La lame se pique dans l’épaule du gars, près de la nuque. Elle s’y enfonce jusqu’à la garde.
Il s’immobilise brusquement. Il reste pendu, immobile… Puis son sang se met à ruisseler le long du manche et coule en un filet continu.
Pas de questions : je lui ai touché une veine…
Le temps me semble affreusement long… Soudain, il tente son rétablissement et le rate, car son bras engourdi ne répond plus.
Ça craque sous sa main insensibilisée. Il lâche sur la droite et ne le voilà plus soutenu que par une main. Combien de temps va-t-il pouvoir tenir de la sorte ?
J’ai à peine le temps de me poser la question. Il lâche tout. Il tombe sur l’échafaudage qui a un soubresaut. Mais la plate-forme est inclinée terriblement… Il ne peut s’y maintenir. Ses ongles raclent le bois rêche des planches.

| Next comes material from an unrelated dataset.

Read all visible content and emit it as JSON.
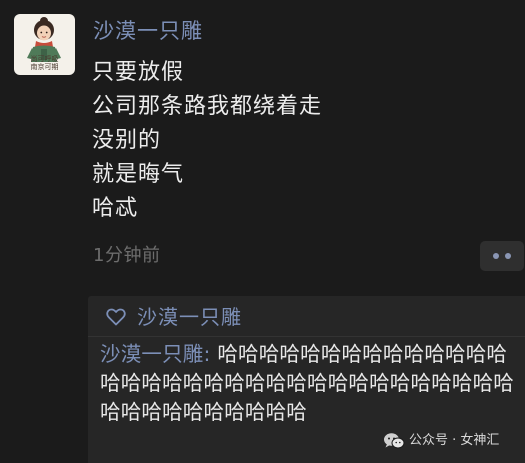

Ses jambes jaillissent dans le vide. Il essaie de se maintenir sur l’échafaudage. Il a une espèce de saut de carpe. Seulement celui-ci est mal calculé. Je ne sais pas ce qui s’est passé en lui. Peut-être est-ce son bras atteint qui a faussé ses prévisions. Toujours est-il que ce soubresaut le libère complètement et qu’il plonge dans le vide.
J’entends la clameur qu’il pousse en chutant.
Elle va décroissant et se termine par un « floc » abominable immédiatement couvert par le hurlement de la foule.
CHAPITRE XXI
ON A TUÉ ORSAY
Tout compte fait, j’ai risqué mes os pour balpeau.
C’est à ça que je pense en me penchant sur le cadavre du vieil Angliche assaisonné.
Le corps est étendu sur le plancher d’un petit bureau poussiéreux, près de la gare des marchandises.
Des inspecteurs de la Criminelle sont là… Des journalistes, des photographes.